で,感想としては「これもとても面白かった」のです。すらすら読めてしまったのも意外な感じ。「百年の孤独」などと比べ,登場人物がそれほど多くなかったり,首尾一貫するテーマがあるのが読みやすかった理由でしょうか。マルケスも年を取ったし,自分も年を取ったのもあるかもしれません。

物語は淡々と進みます。淡々とというのは何も起こらないということではなく,極めてドラマチックなことも過剰な描写がなく,実にあっけなく起こり,次に進んでいくのです。

余談になりますが,小説・物語には「予定調和」といったものがあると思います。歴史小説など結末が分かっているものはその最たるもので,予想外のことはまず起こりません。推理小説などの「どんでん返し」も一種の予定調和だと思います。読者の予想通りに進めて行って最後だけひっくり返すわけです。

この小説にはそれがほとんどありません。次のページで何が起こるのか,そこにたどり着かないとわからないのです。ハードボイルドのドキドキともまた違います。何か常に新鮮なのです。僕にはこの点がこの小説の魅力の第1に思えました。「上手な」「読みやすい」文章とはかなり対極にあるのですが。
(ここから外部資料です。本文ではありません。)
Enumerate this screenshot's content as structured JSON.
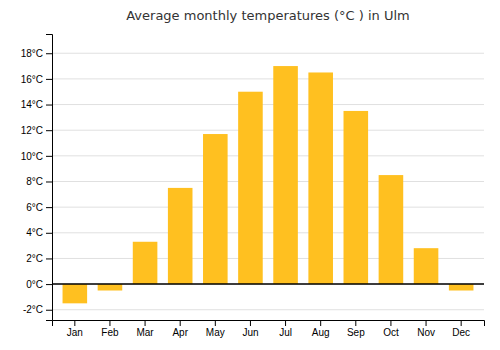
{
  "chart_data": {
    "type": "bar",
    "title": "Average monthly temperatures (°C ) in Ulm",
    "categories": [
      "Jan",
      "Feb",
      "Mar",
      "Apr",
      "May",
      "Jun",
      "Jul",
      "Aug",
      "Sep",
      "Oct",
      "Nov",
      "Dec"
    ],
    "values": [
      -1.5,
      -0.5,
      3.3,
      7.5,
      11.7,
      15.0,
      17.0,
      16.5,
      13.5,
      8.5,
      2.8,
      -0.5
    ],
    "color": "#FFC020",
    "ylim": [
      -2.8,
      19.5
    ],
    "yticks": [
      {
        "value": -2,
        "label": "-2°C"
      },
      {
        "value": 0,
        "label": "0°C"
      },
      {
        "value": 2,
        "label": "2°C"
      },
      {
        "value": 4,
        "label": "4°C"
      },
      {
        "value": 6,
        "label": "6°C"
      },
      {
        "value": 8,
        "label": "8°C"
      },
      {
        "value": 10,
        "label": "10°C"
      },
      {
        "value": 12,
        "label": "12°C"
      },
      {
        "value": 14,
        "label": "14°C"
      },
      {
        "value": 16,
        "label": "16°C"
      },
      {
        "value": 18,
        "label": "18°C"
      }
    ],
    "grid": true
  }
}
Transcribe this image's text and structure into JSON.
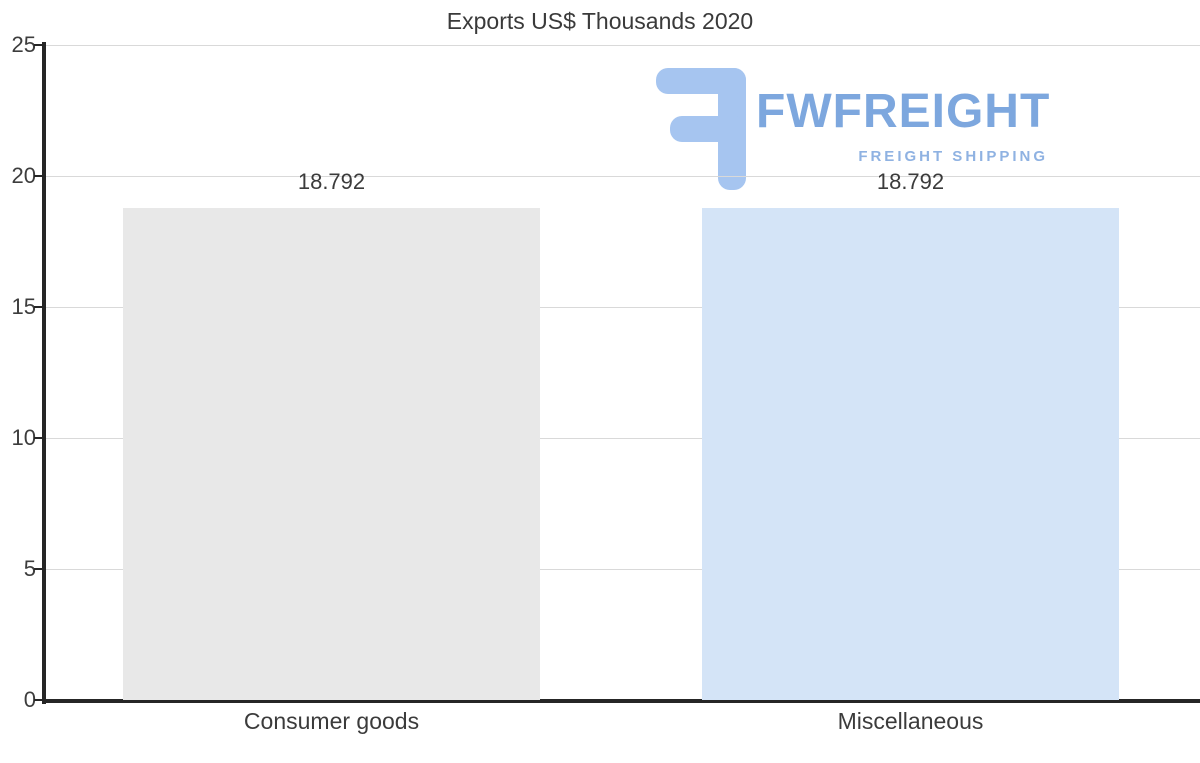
{
  "chart_data": {
    "type": "bar",
    "title": "Exports US$ Thousands 2020",
    "categories": [
      "Consumer goods",
      "Miscellaneous"
    ],
    "values": [
      18.792,
      18.792
    ],
    "value_labels": [
      "18.792",
      "18.792"
    ],
    "bar_colors": [
      "#e8e8e8",
      "#d4e4f7"
    ],
    "xlabel": "",
    "ylabel": "",
    "ylim": [
      0,
      25
    ],
    "yticks": [
      0,
      5,
      10,
      15,
      20,
      25
    ],
    "grid": true,
    "legend": "none"
  },
  "watermark": {
    "brand": "FWFREIGHT",
    "tagline": "FREIGHT SHIPPING",
    "brand_color": "#7da7de",
    "tagline_color": "#8fb2e2",
    "icon_color": "#a6c5f0"
  },
  "colors": {
    "background": "#ffffff",
    "axis": "#262626",
    "gridline": "#d9d9d9",
    "text": "#3b3b3b"
  }
}
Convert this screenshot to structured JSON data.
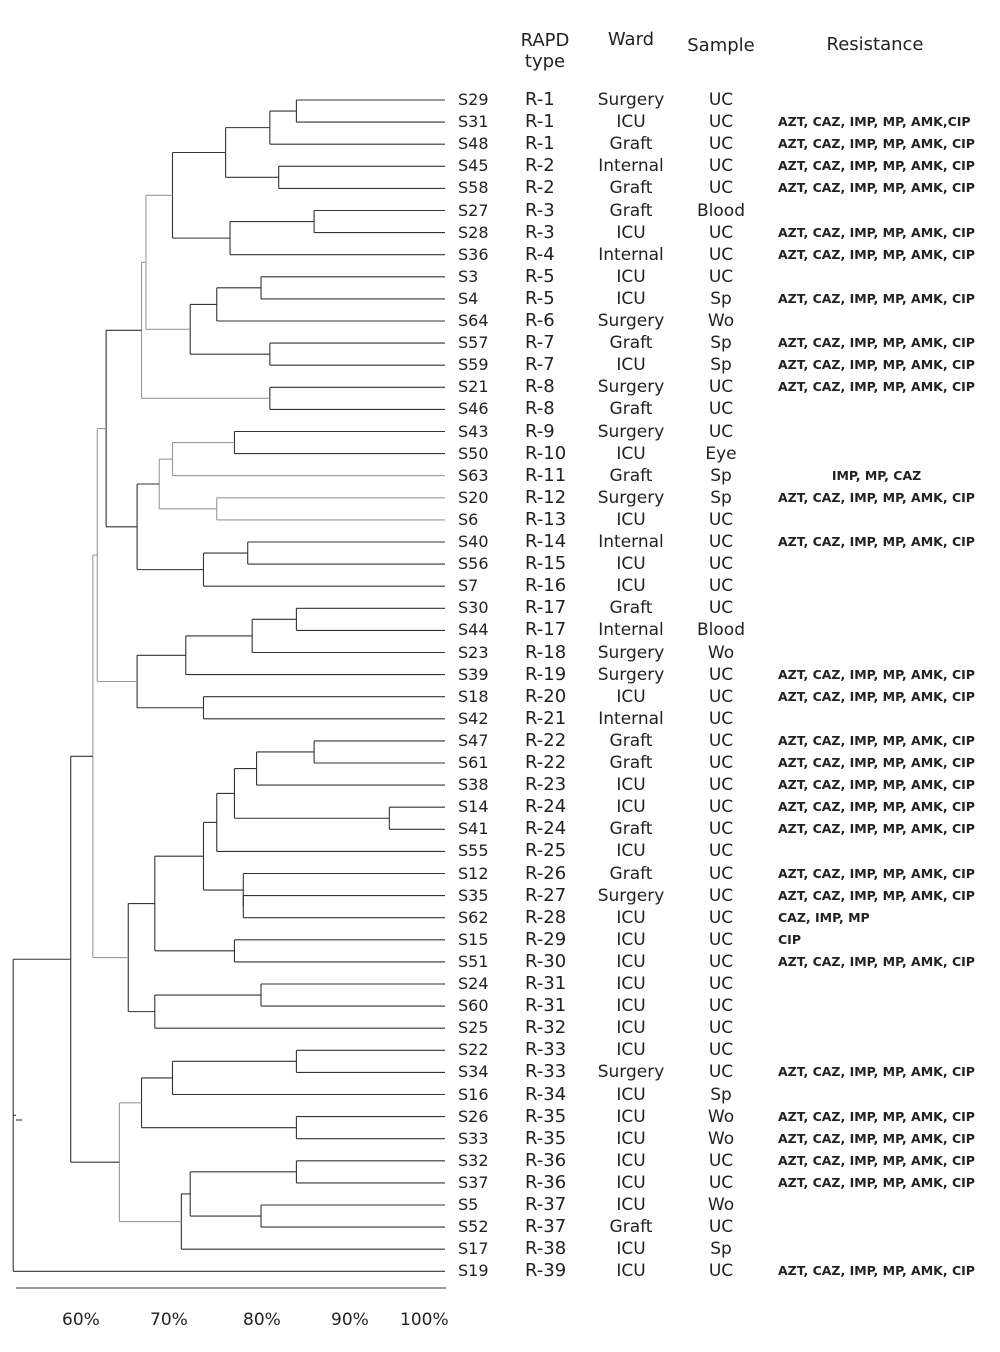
{
  "headers": {
    "rapd": "RAPD type",
    "ward": "Ward",
    "sample": "Sample",
    "resistance": "Resistance"
  },
  "axis": {
    "ticks": [
      "60%",
      "70%",
      "80%",
      "90%",
      "100%"
    ]
  },
  "rows": [
    {
      "id": "S29",
      "rapd": "R-1",
      "ward": "Surgery",
      "sample": "UC",
      "resistance": ""
    },
    {
      "id": "S31",
      "rapd": "R-1",
      "ward": "ICU",
      "sample": "UC",
      "resistance": "AZT, CAZ, IMP, MP, AMK,CIP"
    },
    {
      "id": "S48",
      "rapd": "R-1",
      "ward": "Graft",
      "sample": "UC",
      "resistance": "AZT, CAZ, IMP, MP, AMK, CIP"
    },
    {
      "id": "S45",
      "rapd": "R-2",
      "ward": "Internal",
      "sample": "UC",
      "resistance": "AZT, CAZ, IMP, MP, AMK, CIP"
    },
    {
      "id": "S58",
      "rapd": "R-2",
      "ward": "Graft",
      "sample": "UC",
      "resistance": "AZT, CAZ, IMP, MP, AMK, CIP"
    },
    {
      "id": "S27",
      "rapd": "R-3",
      "ward": "Graft",
      "sample": "Blood",
      "resistance": ""
    },
    {
      "id": "S28",
      "rapd": "R-3",
      "ward": "ICU",
      "sample": "UC",
      "resistance": "AZT, CAZ, IMP, MP, AMK, CIP"
    },
    {
      "id": "S36",
      "rapd": "R-4",
      "ward": "Internal",
      "sample": "UC",
      "resistance": "AZT, CAZ, IMP, MP, AMK, CIP"
    },
    {
      "id": "S3",
      "rapd": "R-5",
      "ward": "ICU",
      "sample": "UC",
      "resistance": ""
    },
    {
      "id": "S4",
      "rapd": "R-5",
      "ward": "ICU",
      "sample": "Sp",
      "resistance": "AZT, CAZ, IMP, MP, AMK, CIP"
    },
    {
      "id": "S64",
      "rapd": "R-6",
      "ward": "Surgery",
      "sample": "Wo",
      "resistance": ""
    },
    {
      "id": "S57",
      "rapd": "R-7",
      "ward": "Graft",
      "sample": "Sp",
      "resistance": "AZT, CAZ, IMP, MP, AMK, CIP"
    },
    {
      "id": "S59",
      "rapd": "R-7",
      "ward": "ICU",
      "sample": "Sp",
      "resistance": "AZT, CAZ, IMP, MP, AMK, CIP"
    },
    {
      "id": "S21",
      "rapd": "R-8",
      "ward": "Surgery",
      "sample": "UC",
      "resistance": "AZT, CAZ, IMP, MP, AMK, CIP"
    },
    {
      "id": "S46",
      "rapd": "R-8",
      "ward": "Graft",
      "sample": "UC",
      "resistance": ""
    },
    {
      "id": "S43",
      "rapd": "R-9",
      "ward": "Surgery",
      "sample": "UC",
      "resistance": ""
    },
    {
      "id": "S50",
      "rapd": "R-10",
      "ward": "ICU",
      "sample": "Eye",
      "resistance": ""
    },
    {
      "id": "S63",
      "rapd": "R-11",
      "ward": "Graft",
      "sample": "Sp",
      "resistance": "IMP, MP, CAZ",
      "center": true
    },
    {
      "id": "S20",
      "rapd": "R-12",
      "ward": "Surgery",
      "sample": "Sp",
      "resistance": "AZT, CAZ, IMP, MP, AMK, CIP"
    },
    {
      "id": "S6",
      "rapd": "R-13",
      "ward": "ICU",
      "sample": "UC",
      "resistance": ""
    },
    {
      "id": "S40",
      "rapd": "R-14",
      "ward": "Internal",
      "sample": "UC",
      "resistance": "AZT, CAZ, IMP, MP, AMK, CIP"
    },
    {
      "id": "S56",
      "rapd": "R-15",
      "ward": "ICU",
      "sample": "UC",
      "resistance": ""
    },
    {
      "id": "S7",
      "rapd": "R-16",
      "ward": "ICU",
      "sample": "UC",
      "resistance": ""
    },
    {
      "id": "S30",
      "rapd": "R-17",
      "ward": "Graft",
      "sample": "UC",
      "resistance": ""
    },
    {
      "id": "S44",
      "rapd": "R-17",
      "ward": "Internal",
      "sample": "Blood",
      "resistance": ""
    },
    {
      "id": "S23",
      "rapd": "R-18",
      "ward": "Surgery",
      "sample": "Wo",
      "resistance": ""
    },
    {
      "id": "S39",
      "rapd": "R-19",
      "ward": "Surgery",
      "sample": "UC",
      "resistance": "AZT, CAZ, IMP, MP, AMK, CIP"
    },
    {
      "id": "S18",
      "rapd": "R-20",
      "ward": "ICU",
      "sample": "UC",
      "resistance": "AZT, CAZ, IMP, MP, AMK, CIP"
    },
    {
      "id": "S42",
      "rapd": "R-21",
      "ward": "Internal",
      "sample": "UC",
      "resistance": ""
    },
    {
      "id": "S47",
      "rapd": "R-22",
      "ward": "Graft",
      "sample": "UC",
      "resistance": "AZT, CAZ, IMP, MP, AMK, CIP"
    },
    {
      "id": "S61",
      "rapd": "R-22",
      "ward": "Graft",
      "sample": "UC",
      "resistance": "AZT, CAZ, IMP, MP, AMK, CIP"
    },
    {
      "id": "S38",
      "rapd": "R-23",
      "ward": "ICU",
      "sample": "UC",
      "resistance": "AZT, CAZ, IMP, MP, AMK, CIP"
    },
    {
      "id": "S14",
      "rapd": "R-24",
      "ward": "ICU",
      "sample": "UC",
      "resistance": "AZT, CAZ, IMP, MP, AMK, CIP"
    },
    {
      "id": "S41",
      "rapd": "R-24",
      "ward": "Graft",
      "sample": "UC",
      "resistance": "AZT, CAZ, IMP, MP, AMK, CIP"
    },
    {
      "id": "S55",
      "rapd": "R-25",
      "ward": "ICU",
      "sample": "UC",
      "resistance": ""
    },
    {
      "id": "S12",
      "rapd": "R-26",
      "ward": "Graft",
      "sample": "UC",
      "resistance": "AZT, CAZ, IMP, MP, AMK, CIP"
    },
    {
      "id": "S35",
      "rapd": "R-27",
      "ward": "Surgery",
      "sample": "UC",
      "resistance": "AZT, CAZ, IMP, MP, AMK, CIP"
    },
    {
      "id": "S62",
      "rapd": "R-28",
      "ward": "ICU",
      "sample": "UC",
      "resistance": "CAZ, IMP, MP"
    },
    {
      "id": "S15",
      "rapd": "R-29",
      "ward": "ICU",
      "sample": "UC",
      "resistance": "CIP"
    },
    {
      "id": "S51",
      "rapd": "R-30",
      "ward": "ICU",
      "sample": "UC",
      "resistance": "AZT, CAZ, IMP, MP, AMK, CIP"
    },
    {
      "id": "S24",
      "rapd": "R-31",
      "ward": "ICU",
      "sample": "UC",
      "resistance": ""
    },
    {
      "id": "S60",
      "rapd": "R-31",
      "ward": "ICU",
      "sample": "UC",
      "resistance": ""
    },
    {
      "id": "S25",
      "rapd": "R-32",
      "ward": "ICU",
      "sample": "UC",
      "resistance": ""
    },
    {
      "id": "S22",
      "rapd": "R-33",
      "ward": "ICU",
      "sample": "UC",
      "resistance": ""
    },
    {
      "id": "S34",
      "rapd": "R-33",
      "ward": "Surgery",
      "sample": "UC",
      "resistance": "AZT, CAZ, IMP, MP, AMK, CIP"
    },
    {
      "id": "S16",
      "rapd": "R-34",
      "ward": "ICU",
      "sample": "Sp",
      "resistance": ""
    },
    {
      "id": "S26",
      "rapd": "R-35",
      "ward": "ICU",
      "sample": "Wo",
      "resistance": "AZT, CAZ, IMP, MP, AMK, CIP"
    },
    {
      "id": "S33",
      "rapd": "R-35",
      "ward": "ICU",
      "sample": "Wo",
      "resistance": "AZT, CAZ, IMP, MP, AMK, CIP"
    },
    {
      "id": "S32",
      "rapd": "R-36",
      "ward": "ICU",
      "sample": "UC",
      "resistance": "AZT, CAZ, IMP, MP, AMK, CIP"
    },
    {
      "id": "S37",
      "rapd": "R-36",
      "ward": "ICU",
      "sample": "UC",
      "resistance": "AZT, CAZ, IMP, MP, AMK, CIP"
    },
    {
      "id": "S5",
      "rapd": "R-37",
      "ward": "ICU",
      "sample": "Wo",
      "resistance": ""
    },
    {
      "id": "S52",
      "rapd": "R-37",
      "ward": "Graft",
      "sample": "UC",
      "resistance": ""
    },
    {
      "id": "S17",
      "rapd": "R-38",
      "ward": "ICU",
      "sample": "Sp",
      "resistance": ""
    },
    {
      "id": "S19",
      "rapd": "R-39",
      "ward": "ICU",
      "sample": "UC",
      "resistance": "AZT, CAZ, IMP, MP, AMK, CIP"
    }
  ],
  "dendrogram": {
    "similarity_unit": "%",
    "merges": [
      {
        "pair": [
          "S29",
          "S31"
        ],
        "similarity": 84
      },
      {
        "pair": [
          "S29-S31",
          "S48"
        ],
        "similarity": 81
      },
      {
        "pair": [
          "S45",
          "S58"
        ],
        "similarity": 82
      },
      {
        "pair": [
          "R1-cluster",
          "R2-cluster"
        ],
        "similarity": 76
      },
      {
        "pair": [
          "S27",
          "S28"
        ],
        "similarity": 86
      },
      {
        "pair": [
          "S27-S28",
          "S36"
        ],
        "similarity": 76.5
      },
      {
        "pair": [
          "S29..S58",
          "S27..S36"
        ],
        "similarity": 70
      },
      {
        "pair": [
          "S3",
          "S4"
        ],
        "similarity": 80
      },
      {
        "pair": [
          "S3-S4",
          "S64"
        ],
        "similarity": 75
      },
      {
        "pair": [
          "S57",
          "S59"
        ],
        "similarity": 81
      },
      {
        "pair": [
          "S3..S64",
          "S57-S59"
        ],
        "similarity": 72
      },
      {
        "pair": [
          "S29..S36",
          "S3..S59"
        ],
        "similarity": 67
      },
      {
        "pair": [
          "S21",
          "S46"
        ],
        "similarity": 81
      },
      {
        "pair": [
          "upper-block",
          "S21-S46"
        ],
        "similarity": 66.5
      },
      {
        "pair": [
          "S43",
          "S50"
        ],
        "similarity": 77
      },
      {
        "pair": [
          "S43-S50",
          "S63"
        ],
        "similarity": 70
      },
      {
        "pair": [
          "S20",
          "S6"
        ],
        "similarity": 75
      },
      {
        "pair": [
          "S43..S63",
          "S20-S6"
        ],
        "similarity": 68.5
      },
      {
        "pair": [
          "S40",
          "S56"
        ],
        "similarity": 78.5
      },
      {
        "pair": [
          "S40-S56",
          "S7"
        ],
        "similarity": 73.5
      },
      {
        "pair": [
          "S43..S6",
          "S40..S7"
        ],
        "similarity": 66
      },
      {
        "pair": [
          "upper-block",
          "S43..S7"
        ],
        "similarity": 62.5
      },
      {
        "pair": [
          "S30",
          "S44"
        ],
        "similarity": 84
      },
      {
        "pair": [
          "S30-S44",
          "S23"
        ],
        "similarity": 79
      },
      {
        "pair": [
          "S30..S23",
          "S39"
        ],
        "similarity": 71.5
      },
      {
        "pair": [
          "S18",
          "S42"
        ],
        "similarity": 73.5
      },
      {
        "pair": [
          "S30..S39",
          "S18-S42"
        ],
        "similarity": 66
      },
      {
        "pair": [
          "upper",
          "S30..S42"
        ],
        "similarity": 61.5
      },
      {
        "pair": [
          "S47",
          "S61"
        ],
        "similarity": 86
      },
      {
        "pair": [
          "S47-S61",
          "S38"
        ],
        "similarity": 79.5
      },
      {
        "pair": [
          "S14",
          "S41"
        ],
        "similarity": 94.5
      },
      {
        "pair": [
          "S47..S38",
          "S14-S41"
        ],
        "similarity": 77
      },
      {
        "pair": [
          "S47..S41",
          "S55"
        ],
        "similarity": 75
      },
      {
        "pair": [
          "S35",
          "S62"
        ],
        "similarity": 78
      },
      {
        "pair": [
          "S12",
          "S35-S62"
        ],
        "similarity": 78
      },
      {
        "pair": [
          "S47..S55",
          "S12..S62"
        ],
        "similarity": 73.5
      },
      {
        "pair": [
          "S15",
          "S51"
        ],
        "similarity": 77
      },
      {
        "pair": [
          "S47..S62",
          "S15-S51"
        ],
        "similarity": 68
      },
      {
        "pair": [
          "S24",
          "S60"
        ],
        "similarity": 80
      },
      {
        "pair": [
          "S24-S60",
          "S25"
        ],
        "similarity": 68
      },
      {
        "pair": [
          "S47..S51",
          "S24..S25"
        ],
        "similarity": 65
      },
      {
        "pair": [
          "upper",
          "S47..S25"
        ],
        "similarity": 61
      },
      {
        "pair": [
          "S22",
          "S34"
        ],
        "similarity": 84
      },
      {
        "pair": [
          "S22-S34",
          "S16"
        ],
        "similarity": 70
      },
      {
        "pair": [
          "S26",
          "S33"
        ],
        "similarity": 84
      },
      {
        "pair": [
          "S22..S16",
          "S26-S33"
        ],
        "similarity": 66.5
      },
      {
        "pair": [
          "S32",
          "S37"
        ],
        "similarity": 84
      },
      {
        "pair": [
          "S5",
          "S52"
        ],
        "similarity": 80
      },
      {
        "pair": [
          "S32-S37",
          "S5-S52"
        ],
        "similarity": 72
      },
      {
        "pair": [
          "S32..S52",
          "S17"
        ],
        "similarity": 71
      },
      {
        "pair": [
          "S22..S33",
          "S32..S17"
        ],
        "similarity": 64
      },
      {
        "pair": [
          "upper-all",
          "lower-all"
        ],
        "similarity": 58.5
      },
      {
        "pair": [
          "all",
          "S19"
        ],
        "similarity": 52
      }
    ]
  }
}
また,表現があっさりしている一方で,登場人物の心持はねちっこく,50年という歳月を一瞬のように感じさせます。ここも面白いところ。それでいながら終盤,急に「老い」を意識させるあたり,すごいと思いました。

この記事を読んでこの本を読む人は多分いないでしょうが,「普通の小説に飽きてしまった」人にはぜひ読んで欲しいと思います。